Consuming Service Dependencies

When you specify a dependency on a service using Service Dependencies, that service is auto-wired to your application. This page contains information about how you can consume those injected dependencies in your application code to actually communicate with these services.

When Handel wires services together securely, it will inject environment variables into the consuming service for each service that it depends on. These environment variables provide information about the created service that tell you information such as where to find the service and how to communicate with it.

The following Handel file defines a Beanstalk service that depends on an SQS queue:

version: 1

name: beanstalk-example

environments:
  dev:
    webapp:
      type: beanstalk
      path_to_code: .
      solution_stack: 64bit Amazon Linux 2016.09 v4.0.1 running Node.js
      instance_type: t2.micro
      health_check_url: /
      min_instances: 1
      max_instances: 1
      dependencies:
      - queue
    queue:
      type: sqs

Handel will inject environment variables in the Beanstalk application for the SQS queue, such as the queue’s ARN, name, and URL. You can read these environment variables when you are writing code to communicate with the queue.

Environment Variable Prefix

Every environment variable injected by Handel for service dependencies has a common prefix in the environment variable name.

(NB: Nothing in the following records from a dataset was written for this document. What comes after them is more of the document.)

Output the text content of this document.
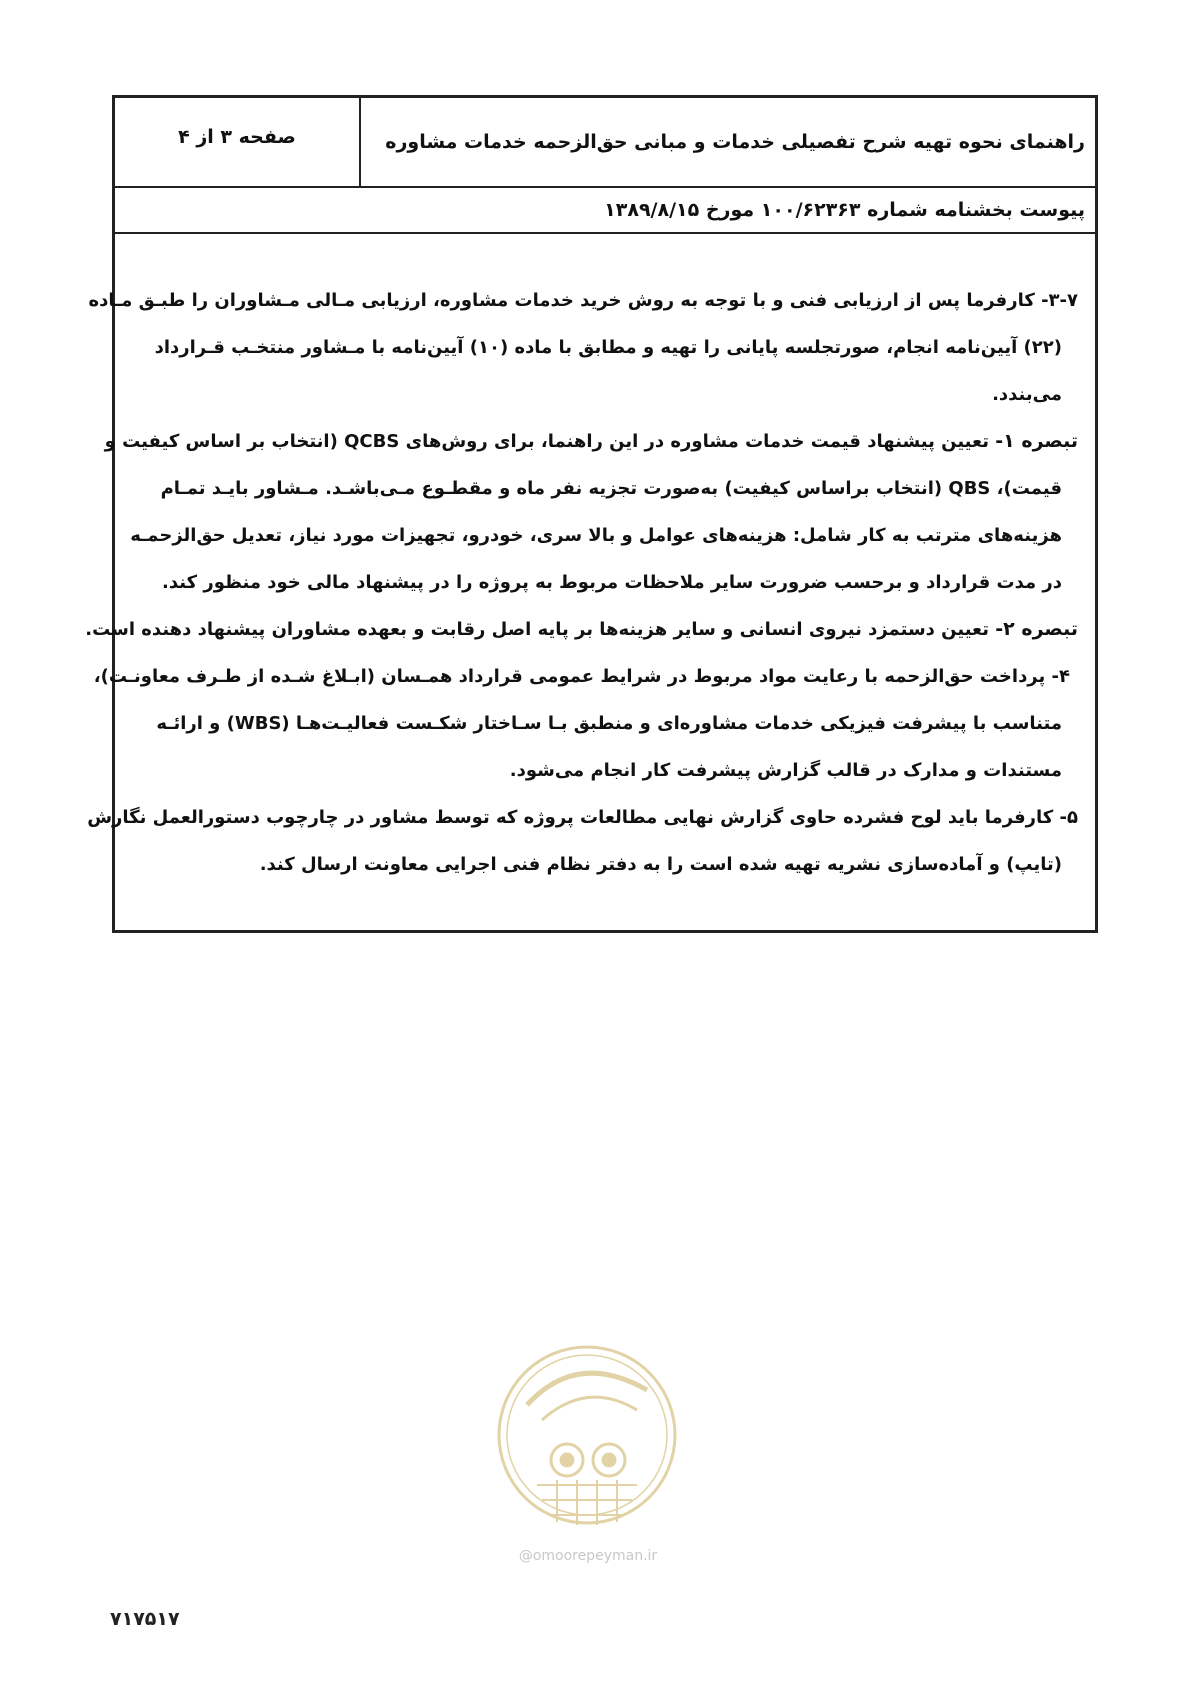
راهنمای نحوه تهیه شرح تفصیلی خدمات و مبانی حق‌الزحمه خدمات مشاوره
صفحه ۳ از ۴
پیوست بخشنامه شماره ۱۰۰/۶۲۳۶۳ مورخ ۱۳۸۹/۸/۱۵

۳-۷- کارفرما پس از ارزیابی فنی و با توجه به روش خرید خدمات مشاوره، ارزیابی مـالی مـشاوران را طبـق مـاده
(۲۲) آیین‌نامه انجام، صورتجلسه پایانی را تهیه و مطابق با ماده (۱۰) آیین‌نامه با مـشاور منتخـب قـرارداد
می‌بندد.

تبصره ۱- تعیین پیشنهاد قیمت خدمات مشاوره در این راهنما، برای روش‌های QCBS (انتخاب بر اساس کیفیت و
قیمت)، QBS (انتخاب براساس کیفیت) به‌صورت تجزیه نفر ماه و مقطـوع مـی‌باشـد. مـشاور بایـد تمـام
هزینه‌های مترتب به کار شامل: هزینه‌های عوامل و بالا سری، خودرو، تجهیزات مورد نیاز، تعدیل حق‌الزحمـه
در مدت قرارداد و برحسب ضرورت سایر ملاحظات مربوط به پروژه را در پیشنهاد مالی خود منظور کند.

تبصره ۲- تعیین دستمزد نیروی انسانی و سایر هزینه‌ها بر پایه اصل رقابت و بعهده مشاوران پیشنهاد دهنده است.

۴- پرداخت حق‌الزحمه با رعایت مواد مربوط در شرایط عمومی قرارداد همـسان (ابـلاغ شـده از طـرف معاونـت)،
متناسب با پیشرفت فیزیکی خدمات مشاوره‌ای و منطبق بـا سـاختار شکـست فعالیـت‌هـا (WBS) و ارائـه
مستندات و مدارک در قالب گزارش پیشرفت کار انجام می‌شود.

۵- کارفرما باید لوح فشرده حاوی گزارش نهایی مطالعات پروژه که توسط مشاور در چارچوب دستورالعمل نگارش
(تایپ) و آماده‌سازی نشریه تهیه شده است را به دفتر نظام فنی اجرایی معاونت ارسال کند.

@omoorepeyman.ir
۷۱۷۵۱۷
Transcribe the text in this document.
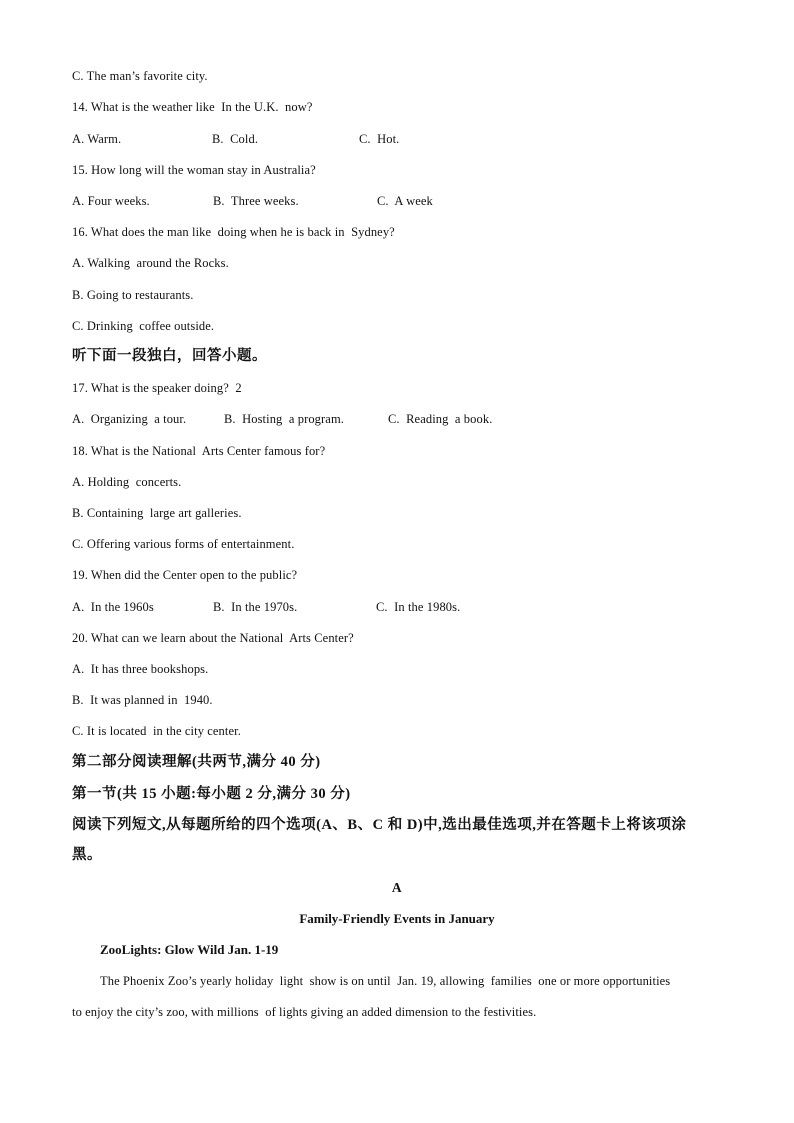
C. The man’s favorite city.
14. What is the weather like  In the U.K.  now?

A. Warm.

	B.  Cold.

	C.  Hot.

15. How long will the woman stay in Australia?

A. Four weeks.

	B.  Three weeks.

	C.  A week

16. What does the man like  doing when he is back in  Sydney?
A. Walking  around the Rocks.
B. Going to restaurants.
C. Drinking  coffee outside.
听下面一段独白，回答小题。
17. What is the speaker doing?  2

A.  Organizing  a tour.

	B.  Hosting  a program.

	C.  Reading  a book.

18. What is the National  Arts Center famous for?
A. Holding  concerts.
B. Containing  large art galleries.
C. Offering various forms of entertainment.
19. When did the Center open to the public?

A.  In the 1960s

	B.  In the 1970s.

	C.  In the 1980s.

20. What can we learn about the National  Arts Center?
A.  It has three bookshops.
B.  It was planned in  1940.
C. It is located  in the city center.
第二部分阅读理解(共两节,满分 40 分)
第一节(共 15 小题:每小题 2 分,满分 30 分)
阅读下列短文,从每题所给的四个选项(A、B、C 和 D)中,选出最佳选项,并在答题卡上将该项涂
黑。
A
Family-Friendly Events in January
ZooLights: Glow Wild Jan. 1-19
The Phoenix Zoo’s yearly holiday  light  show is on until  Jan. 19, allowing  families  one or more opportunities
to enjoy the city’s zoo, with millions  of lights giving an added dimension to the festivities.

This environment variable prefix is defined with the following structure:

<SERVICE_TYPE>_<APP_NAME>_<ENVIRONMENT_NAME>_<SERVICE_NAME>

These values come from the service dependency in your Handel file. In the above example, the referencing Beanstalk application would need to use the following values in that prefix:

service_type = "sqs"
app_name = "beanstalk-example"
environment_name = "dev"
service_name = "queue"

You can use the Common Injected Environment Variables to dynamically obtain values such as environment_name that will be different depending on which environment your code is currently running in.

Note

All Handel injected environment variables will be all upper-cased, with dashes converted to underscores. In the above example, the Beanstalk application would need to use the following prefix for the SQS queue:

SQS_BEANSTALK_EXAMPLE_DEV_QUEUE

Note that everything in the above prefix is upper-cased, and the app name “beanstalk-example” has been converted to to use underscores instead of dashes

Parameter Store Prefix

Handel puts auto-generated credentials and other secrets in the EC2 Parameter Store, and it wires up your applications to allow you to access these secrets.

Each parameter Handel puts in the parameter store has a common prefix, which is defined by the following structure:

<app_name>.<environment_name>.<service_name>

These values come from the service dependency in your Handel file. In the above example, the referencing Beanstalk application would need to use the following values in that prefix:

app_name = "beanstalk-example"
environment_name = "dev"
service_name = "queue"

You can use the Common Injected Environment Variables to dynamically obtain values such as environment_name that will be different depending on which environment your code is currently running in.

Common Injected Environment Variables

In addition to environment variables injected by services your applications consume, Handel will inject a common set of environment variables to all applications:

Environment Variable Description
HANDEL_APP_NAME This is the value of the name field from your Handel file. It is the name of your application.
HANDEL_ENVIRONMENT_NAME This is the value of the <environment> field from your Handel file. It is the name of the environment the current service is a part of.
HANDEL_SERVICE_NAME This is the value of the <service_name> field from your Handel file. It is the name of the currently deployed service.
HANDEL_SERVICE_VERSION This is the value of the version of the application being deployed. It is set to whatever the -v parameter was when Handel last deployed your application.